Commettre des imprudences reste possible en s'entourant de beaucoup de prudence. Avant d’explorer un lieu il faut effectuer des recherches préliminaires : depuis quand est-il à l’abandon, activités passées, quel en est le propriétaire, chemins d'accès, est-il gardé, protégé, le spot est-il connu, où stationner, possibilité de contacter le propriétaire pour une autorisation, gravures, cartes postales, photographies, articles, livres, histoire locale. De jeunes urbexeurs consultent Google Map et utilisent un drone pour la reconnaisssance et/ou pour en filmer l'intérieur. La visite planifiée, toujours avertir des personnes fiables sur l''endroit retenu et en leur communiquant numéro de téléphone cellulaire, les horaires et l'itinéraire prévus. Ne jamais partir seul. Il est recommandé d'emporter des vêtements couvrants et résistants (grimper, ramper), des chaussures de sécurité, gants, téléphone et lampe frontale chargés, matériel photographique, un en-cas, un outil multi-fonctions, une trousse de secours et des vêtements de rechange.
Ne jamais s'introduire sur le site par effraction. Il faut emprunter une entrée praticable laissée par d'anciens visiteurs, des installations ou des animaux... Une fois dans la place, la déontologie des urbexeurs recommande de : respecter les lieux - la mémoire des personnes et celle de l'édifice - ne rien emporter - ne rien endommager ni détériorer - ne rien abandonner - ne pas en divulguer l'adresse pour éviter la surfréquentation.
La photographie est devenue l'incontournable de l'urbex et a contribué largement à sa popularité. Le photographe n'est pas réduit à saisir des intérieurs vétustes hors d'âge, une friche, ou une partie envahie de végétaux. Des photographes se sont spécialisés dans des éléments architecturaux, des photos de mode, voire glamour, et des créatifs vers de light painting. La photo « urbex » est une variante de la photographie d’architecture. Elle cherche à saisir la scène dans sa globalité. Le photographe opère généralement avec un objectif grand-angle et lumineux pour obtenir des résultats spectaculaires. Une photographie est une reproduction en 2D d'une scène en 3D, l'impression de profondeur est « restituée » par la perspective. Un objet proche de l'objectif apparaître plus grand sur la photo (surtout avec un GA), et un plus éloigné, plus petit. Le photographe doit donc se placer par rapport au sujet principal pour lui donner la taille souhaitée par rapport à la scène capturée et en oubliant parfois la « règle des tiers ».

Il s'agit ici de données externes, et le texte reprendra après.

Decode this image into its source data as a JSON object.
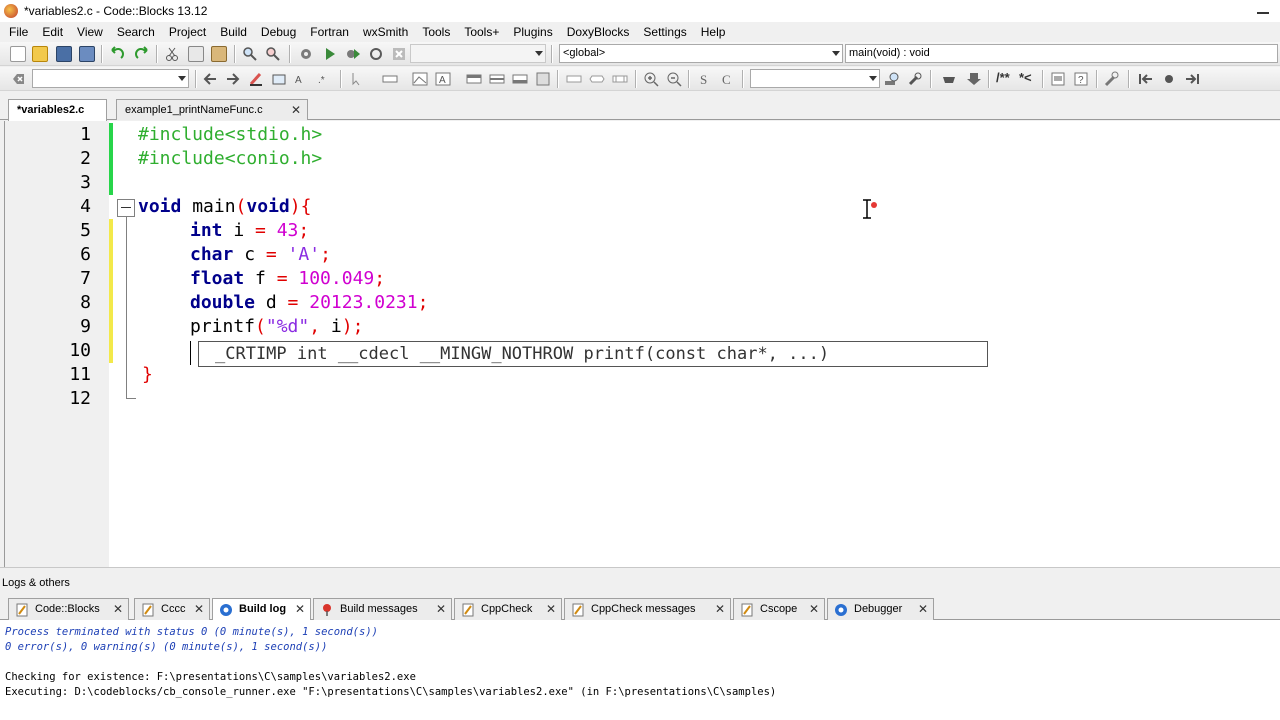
{
  "window": {
    "title": "*variables2.c - Code::Blocks 13.12"
  },
  "menu": [
    "File",
    "Edit",
    "View",
    "Search",
    "Project",
    "Build",
    "Debug",
    "Fortran",
    "wxSmith",
    "Tools",
    "Tools+",
    "Plugins",
    "DoxyBlocks",
    "Settings",
    "Help"
  ],
  "toolbar": {
    "build_target": "",
    "scope": "<global>",
    "function": "main(void) : void",
    "search_field": "",
    "doxy_field": "",
    "doc_comment_label": "/**",
    "inline_comment_label": "*<"
  },
  "editor_tabs": [
    {
      "label": "*variables2.c",
      "active": true
    },
    {
      "label": "example1_printNameFunc.c",
      "active": false
    }
  ],
  "line_numbers": [
    "1",
    "2",
    "3",
    "4",
    "5",
    "6",
    "7",
    "8",
    "9",
    "10",
    "11",
    "12"
  ],
  "code": {
    "l1": "#include<stdio.h>",
    "l2": "#include<conio.h>",
    "l4_kw1": "void",
    "l4_name": " main",
    "l4_paren1": "(",
    "l4_kw2": "void",
    "l4_paren2": "){",
    "l5_kw": "int",
    "l5_mid": " i ",
    "l5_eq": "=",
    "l5_num": " 43",
    "l5_end": ";",
    "l6_kw": "char",
    "l6_mid": " c ",
    "l6_eq": "=",
    "l6_str": " 'A'",
    "l6_end": ";",
    "l7_kw": "float",
    "l7_mid": " f ",
    "l7_eq": "=",
    "l7_num": " 100.049",
    "l7_end": ";",
    "l8_kw": "double",
    "l8_mid": " d ",
    "l8_eq": "=",
    "l8_num": " 20123.0231",
    "l8_end": ";",
    "l9_fn": "printf",
    "l9_p1": "(",
    "l9_str": "\"%d\"",
    "l9_comma": ",",
    "l9_arg": " i",
    "l9_p2": ");",
    "l11": "}"
  },
  "calltip": "_CRTIMP int __cdecl __MINGW_NOTHROW printf(const char*, ...)",
  "logs": {
    "title": "Logs & others",
    "tabs": [
      {
        "label": "Code::Blocks",
        "icon": "document-icon",
        "active": false
      },
      {
        "label": "Cccc",
        "icon": "document-icon",
        "active": false
      },
      {
        "label": "Build log",
        "icon": "gear-icon",
        "active": true
      },
      {
        "label": "Build messages",
        "icon": "pin-icon",
        "active": false
      },
      {
        "label": "CppCheck",
        "icon": "document-icon",
        "active": false
      },
      {
        "label": "CppCheck messages",
        "icon": "document-icon",
        "active": false
      },
      {
        "label": "Cscope",
        "icon": "document-icon",
        "active": false
      },
      {
        "label": "Debugger",
        "icon": "gear-icon",
        "active": false
      }
    ],
    "lines": [
      "Process terminated with status 0 (0 minute(s), 1 second(s))",
      "0 error(s), 0 warning(s) (0 minute(s), 1 second(s))",
      "",
      "Checking for existence: F:\\presentations\\C\\samples\\variables2.exe",
      "Executing: D:\\codeblocks/cb_console_runner.exe \"F:\\presentations\\C\\samples\\variables2.exe\" (in F:\\presentations\\C\\samples)"
    ]
  },
  "colors": {
    "preprocessor": "#2fae2f",
    "keyword": "#00008b",
    "number": "#d000d0",
    "string": "#8a2be2",
    "operator": "#e00000",
    "log_blue": "#1c3fb5"
  }
}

Quelles que soient ses préférences artistiques, le photographe devra souvent improviser afin d'obtenir une photographie présentant le plus d'impact. Les photographies qui attirent le regard ont tendance à être contrastées, et des photographes ajoutent un sujet coloré dans leur composition afin de guider l'attention sur un point de l'image. Les scènes aux contrastes élevés sont impossibles à restituer en une seule prise. La lumination (ou luminance) d'une scène correspond au produit de son éclairement par son coefficient de réflexion, l'écart de contraste peut atteindre 30 IL (indice de lumination), soit bien plus que la dynamique des capteurs des APN (9 à 14 IL). L'œil humain peut distinguer une dynamique de 100000 : 1, ce qui correspond à 16 IL à pupile fixe, mais la variation en diamètre de l'iris de 1 à 7 mm offre une dynamique de 26 IL. De nombreux photographes se tournent vers le High Dynamic Range (bracketing).

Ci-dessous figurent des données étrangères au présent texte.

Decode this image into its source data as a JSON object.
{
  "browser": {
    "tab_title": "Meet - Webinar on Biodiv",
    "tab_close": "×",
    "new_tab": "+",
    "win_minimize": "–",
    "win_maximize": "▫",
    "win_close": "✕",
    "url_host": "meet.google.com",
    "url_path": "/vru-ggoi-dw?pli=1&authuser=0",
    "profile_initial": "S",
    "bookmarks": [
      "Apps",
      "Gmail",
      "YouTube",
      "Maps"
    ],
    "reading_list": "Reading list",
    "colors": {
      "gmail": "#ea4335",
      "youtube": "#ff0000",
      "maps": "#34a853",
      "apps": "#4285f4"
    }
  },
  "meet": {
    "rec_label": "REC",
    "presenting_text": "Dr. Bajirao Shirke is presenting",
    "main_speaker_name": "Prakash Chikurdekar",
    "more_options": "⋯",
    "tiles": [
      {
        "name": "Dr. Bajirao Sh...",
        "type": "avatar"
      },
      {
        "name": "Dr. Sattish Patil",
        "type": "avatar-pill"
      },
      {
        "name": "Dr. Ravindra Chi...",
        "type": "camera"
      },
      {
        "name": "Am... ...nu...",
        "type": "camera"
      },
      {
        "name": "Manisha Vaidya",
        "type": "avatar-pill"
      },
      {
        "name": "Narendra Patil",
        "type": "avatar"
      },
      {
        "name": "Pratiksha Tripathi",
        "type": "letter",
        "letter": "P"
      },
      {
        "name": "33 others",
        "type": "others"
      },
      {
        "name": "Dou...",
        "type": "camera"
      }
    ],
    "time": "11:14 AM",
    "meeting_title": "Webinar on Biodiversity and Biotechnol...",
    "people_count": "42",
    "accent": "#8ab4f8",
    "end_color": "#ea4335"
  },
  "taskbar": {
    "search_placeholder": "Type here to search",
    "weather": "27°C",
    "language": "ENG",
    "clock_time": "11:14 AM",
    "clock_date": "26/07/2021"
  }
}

Cette technique consiste à prendre un cliché et de l'encadrer de plusieurs clichés en variant l'Indice Lumineux (de + et - 0,5 à 2 IL) pour des scènes extrêmes. Si l'histogramme de la photo est « centré » l'exposition est bonne, nul besoin d'avoir recours au HDR. Le correcteur d'exposition permet de la dépalcer, au besoin, soit vers la droite (hautes lumières) ou vers la gauche (ombres). Faire la balance des blancs sur « ombre » donne des couleurs plus « chaudes », et un trépied est recommandé afin de conserver exactement le même cadrage afin d'en éviter les pertes lors de la fusion. Pour un temps de pose supérieur à 1 seconde on désactive le mode stabilisation (vibrations) et on relève le miroir (reflexe). Si l'on ne dispose pas d'un pied on peut utiliser le « mode rafale » disponible sur certains appareils.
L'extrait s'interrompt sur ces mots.